Apparently American style 'physician assistants' (PAs) are to be introduced to the NHS. This is a rather worrying prospect. A two year course (following a previous degree) and apparently they are ready to do the job of a house officer, senior house officer, or even a registrar (there's a minimum of four years training, for graduate entry to medicine, before becoming a house officer, it makes you wonder why they bother if PAs are so much better) in the primary care and emergency medicine setting (at a rather more generous salary of £39,500 in 2003 compared to an F1 house officer on £21k in 2008*) diagnosing, prescribing, and ordering investigations (although prescriptions or X-rays are supposed to be countersigned by a doctor in the UK at the moment, the experience seems to be that discussion with the doctor are perfunctory at best, and there is likely to be pressure to follow the US model and allow them to prescribe).
Somehow we're supposed to be reassured that a pilot study using US trained PAs (with an average of 11 years experience* as PAs and allied health professionals) found that they worked well. Presumably a study of consultant vascular surgeons would be good evidence for allowing new house officers to carry out AAA repairs unsupervised.
This is absolutely crazy, you cannot create a new paramedical profession de novo and then roll it out across the NHS on the basis of a single study of a highly selected cohort with extensive previous experience. They should at least have evaluated newly qualified US PAs (who, unlike doctors, don't have a probationary year).

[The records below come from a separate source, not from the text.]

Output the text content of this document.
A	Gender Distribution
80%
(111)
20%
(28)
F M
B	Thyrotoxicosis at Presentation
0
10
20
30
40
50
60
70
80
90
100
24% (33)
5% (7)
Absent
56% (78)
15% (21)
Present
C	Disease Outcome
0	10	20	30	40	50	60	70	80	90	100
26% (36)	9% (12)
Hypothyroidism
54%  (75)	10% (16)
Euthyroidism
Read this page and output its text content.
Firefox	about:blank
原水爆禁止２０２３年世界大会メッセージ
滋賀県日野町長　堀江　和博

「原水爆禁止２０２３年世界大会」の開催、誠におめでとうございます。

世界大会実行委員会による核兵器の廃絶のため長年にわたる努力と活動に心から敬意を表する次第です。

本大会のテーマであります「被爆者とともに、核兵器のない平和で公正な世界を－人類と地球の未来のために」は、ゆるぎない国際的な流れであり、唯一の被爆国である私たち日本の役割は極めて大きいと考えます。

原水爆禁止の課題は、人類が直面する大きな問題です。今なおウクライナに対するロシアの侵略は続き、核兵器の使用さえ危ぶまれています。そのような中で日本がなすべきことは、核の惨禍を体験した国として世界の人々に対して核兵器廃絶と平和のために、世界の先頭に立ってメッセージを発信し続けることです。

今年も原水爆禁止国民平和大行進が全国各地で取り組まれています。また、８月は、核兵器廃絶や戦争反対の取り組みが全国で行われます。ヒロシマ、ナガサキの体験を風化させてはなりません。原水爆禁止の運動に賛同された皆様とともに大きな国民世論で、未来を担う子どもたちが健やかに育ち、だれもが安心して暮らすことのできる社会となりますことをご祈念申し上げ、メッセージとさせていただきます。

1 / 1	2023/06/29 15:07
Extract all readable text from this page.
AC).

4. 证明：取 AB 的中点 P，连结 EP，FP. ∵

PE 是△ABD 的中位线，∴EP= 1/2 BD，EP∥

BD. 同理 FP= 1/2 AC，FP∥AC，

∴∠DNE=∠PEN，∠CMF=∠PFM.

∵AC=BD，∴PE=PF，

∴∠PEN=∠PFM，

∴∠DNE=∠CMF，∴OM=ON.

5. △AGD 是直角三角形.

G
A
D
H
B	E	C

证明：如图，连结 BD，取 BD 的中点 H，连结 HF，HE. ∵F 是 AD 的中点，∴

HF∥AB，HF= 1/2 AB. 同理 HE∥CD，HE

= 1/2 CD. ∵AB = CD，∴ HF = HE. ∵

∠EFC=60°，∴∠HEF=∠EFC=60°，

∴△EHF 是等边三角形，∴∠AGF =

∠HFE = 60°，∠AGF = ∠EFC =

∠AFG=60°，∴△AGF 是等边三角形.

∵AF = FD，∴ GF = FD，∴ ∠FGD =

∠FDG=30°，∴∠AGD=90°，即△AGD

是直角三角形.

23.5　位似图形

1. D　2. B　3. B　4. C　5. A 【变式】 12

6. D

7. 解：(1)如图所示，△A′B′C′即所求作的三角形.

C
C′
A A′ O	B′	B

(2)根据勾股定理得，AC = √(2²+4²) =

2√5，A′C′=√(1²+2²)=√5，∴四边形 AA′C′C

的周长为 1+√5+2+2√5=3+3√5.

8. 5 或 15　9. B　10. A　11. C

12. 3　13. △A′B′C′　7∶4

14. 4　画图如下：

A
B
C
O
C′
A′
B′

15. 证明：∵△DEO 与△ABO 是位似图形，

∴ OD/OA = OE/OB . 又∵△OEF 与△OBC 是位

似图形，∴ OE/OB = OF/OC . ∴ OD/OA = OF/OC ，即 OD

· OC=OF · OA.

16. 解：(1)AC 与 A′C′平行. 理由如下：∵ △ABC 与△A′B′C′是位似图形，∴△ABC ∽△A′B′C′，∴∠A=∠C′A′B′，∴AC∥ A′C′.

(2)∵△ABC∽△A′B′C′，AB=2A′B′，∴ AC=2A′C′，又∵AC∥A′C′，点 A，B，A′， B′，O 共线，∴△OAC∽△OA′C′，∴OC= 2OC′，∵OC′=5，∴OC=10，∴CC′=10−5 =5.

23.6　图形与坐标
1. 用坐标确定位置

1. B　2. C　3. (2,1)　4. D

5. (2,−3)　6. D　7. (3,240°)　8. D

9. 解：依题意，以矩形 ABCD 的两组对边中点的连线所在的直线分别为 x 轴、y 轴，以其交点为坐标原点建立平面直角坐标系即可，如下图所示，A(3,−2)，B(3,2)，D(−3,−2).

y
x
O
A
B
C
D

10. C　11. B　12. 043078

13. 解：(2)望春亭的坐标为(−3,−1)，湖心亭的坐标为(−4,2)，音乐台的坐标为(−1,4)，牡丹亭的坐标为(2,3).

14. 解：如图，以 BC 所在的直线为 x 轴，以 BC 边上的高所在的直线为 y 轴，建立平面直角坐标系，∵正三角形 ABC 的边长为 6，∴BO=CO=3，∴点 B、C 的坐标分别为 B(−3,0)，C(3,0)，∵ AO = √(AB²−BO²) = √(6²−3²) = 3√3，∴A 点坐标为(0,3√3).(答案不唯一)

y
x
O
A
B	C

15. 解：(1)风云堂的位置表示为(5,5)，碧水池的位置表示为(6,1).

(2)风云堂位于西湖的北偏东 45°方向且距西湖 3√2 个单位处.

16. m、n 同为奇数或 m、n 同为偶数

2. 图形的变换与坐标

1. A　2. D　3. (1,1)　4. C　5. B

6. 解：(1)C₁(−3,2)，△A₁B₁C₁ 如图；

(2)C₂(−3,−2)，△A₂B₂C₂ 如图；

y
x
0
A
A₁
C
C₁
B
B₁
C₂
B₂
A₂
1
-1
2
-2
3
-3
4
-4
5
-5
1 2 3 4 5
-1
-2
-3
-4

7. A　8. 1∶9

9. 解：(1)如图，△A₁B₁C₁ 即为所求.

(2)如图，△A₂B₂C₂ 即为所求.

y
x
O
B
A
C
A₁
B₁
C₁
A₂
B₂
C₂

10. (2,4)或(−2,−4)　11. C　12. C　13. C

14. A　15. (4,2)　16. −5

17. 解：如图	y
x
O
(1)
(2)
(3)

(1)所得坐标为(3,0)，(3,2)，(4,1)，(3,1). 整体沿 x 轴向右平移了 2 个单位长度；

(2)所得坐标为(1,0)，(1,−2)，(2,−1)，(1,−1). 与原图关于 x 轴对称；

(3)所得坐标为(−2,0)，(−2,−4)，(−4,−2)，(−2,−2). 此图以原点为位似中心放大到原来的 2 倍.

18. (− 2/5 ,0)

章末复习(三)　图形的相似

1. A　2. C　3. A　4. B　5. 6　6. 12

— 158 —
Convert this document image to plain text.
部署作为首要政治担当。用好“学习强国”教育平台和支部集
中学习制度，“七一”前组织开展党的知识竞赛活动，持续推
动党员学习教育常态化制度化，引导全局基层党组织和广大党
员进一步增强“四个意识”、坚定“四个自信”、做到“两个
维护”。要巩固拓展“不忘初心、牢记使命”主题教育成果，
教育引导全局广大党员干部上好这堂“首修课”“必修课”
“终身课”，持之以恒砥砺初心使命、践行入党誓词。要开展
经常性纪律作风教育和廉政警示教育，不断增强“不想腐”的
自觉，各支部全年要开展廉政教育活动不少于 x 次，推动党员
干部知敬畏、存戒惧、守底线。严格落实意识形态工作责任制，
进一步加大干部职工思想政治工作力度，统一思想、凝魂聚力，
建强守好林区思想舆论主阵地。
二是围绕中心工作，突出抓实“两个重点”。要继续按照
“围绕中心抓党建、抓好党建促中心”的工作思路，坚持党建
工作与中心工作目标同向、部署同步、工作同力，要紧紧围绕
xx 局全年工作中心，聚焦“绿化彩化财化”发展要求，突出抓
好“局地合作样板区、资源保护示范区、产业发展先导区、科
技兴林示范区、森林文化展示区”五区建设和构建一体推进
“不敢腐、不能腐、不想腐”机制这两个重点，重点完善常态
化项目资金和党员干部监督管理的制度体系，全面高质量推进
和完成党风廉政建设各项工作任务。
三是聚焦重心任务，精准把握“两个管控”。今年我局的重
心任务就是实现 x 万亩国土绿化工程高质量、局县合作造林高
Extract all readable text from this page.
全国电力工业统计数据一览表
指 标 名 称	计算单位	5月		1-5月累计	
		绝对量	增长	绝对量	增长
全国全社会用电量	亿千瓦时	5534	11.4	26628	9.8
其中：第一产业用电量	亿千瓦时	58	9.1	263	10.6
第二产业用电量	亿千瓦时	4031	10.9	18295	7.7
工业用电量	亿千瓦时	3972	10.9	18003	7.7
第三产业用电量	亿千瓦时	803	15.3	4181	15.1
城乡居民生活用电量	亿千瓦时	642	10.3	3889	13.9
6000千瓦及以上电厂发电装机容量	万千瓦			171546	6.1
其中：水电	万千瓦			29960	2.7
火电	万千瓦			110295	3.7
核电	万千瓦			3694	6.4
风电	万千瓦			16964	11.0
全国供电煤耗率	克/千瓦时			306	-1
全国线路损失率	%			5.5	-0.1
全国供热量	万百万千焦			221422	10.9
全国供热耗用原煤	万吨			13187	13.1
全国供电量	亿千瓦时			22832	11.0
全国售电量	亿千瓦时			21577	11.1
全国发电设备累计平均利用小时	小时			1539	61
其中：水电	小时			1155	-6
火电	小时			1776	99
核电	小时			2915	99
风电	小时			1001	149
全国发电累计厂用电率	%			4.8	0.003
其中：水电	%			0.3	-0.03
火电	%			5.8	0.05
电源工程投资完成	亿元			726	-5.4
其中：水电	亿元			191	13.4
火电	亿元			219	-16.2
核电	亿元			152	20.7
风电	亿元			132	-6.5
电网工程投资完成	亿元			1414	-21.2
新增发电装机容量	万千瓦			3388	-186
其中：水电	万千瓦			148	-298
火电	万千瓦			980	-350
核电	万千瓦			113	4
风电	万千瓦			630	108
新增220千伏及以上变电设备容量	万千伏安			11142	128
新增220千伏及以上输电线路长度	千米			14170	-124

Paramedics, nurses, and other allied health professionals jump through a million hoops just to be allowed to do a few extra procedures that doctors can do from day 1. Now we're handing over direct clinical diagnosis and management (and de facto prescribing) to people with minimal knowledge, experience or training. Whatever you think about nurse practitioners, at least they develop their clinical skills in line with their extra responsibilities. The US PAs in this study were a lot closer in experience to UK nurse practitioners than to the newly trained UK PAs that could soon be fucking up our healthcare. Newly qualified junior doctors are scary enough, this is terrifying.
* Hopefully the pay differential is due to the US PAs being highly experienced since otherwise I can see junior doctors going on strike, at this pay rate you could get yourself two newly qualified doctors, or even a single specialist registrar (similar level of training to a GP, likely to have higher qualifications such as membership of the Royal College of Physicians) for this price! According to the Wolverhampton course you can "earn a starting salary of £22,500 - £32,000 at current levels" [my emphasis], brilliant, why go to medical school just to end up earning less and taking legal responsibility for someone else's mistakes, while being told that these people are working at a higher level of competence than you after half the training?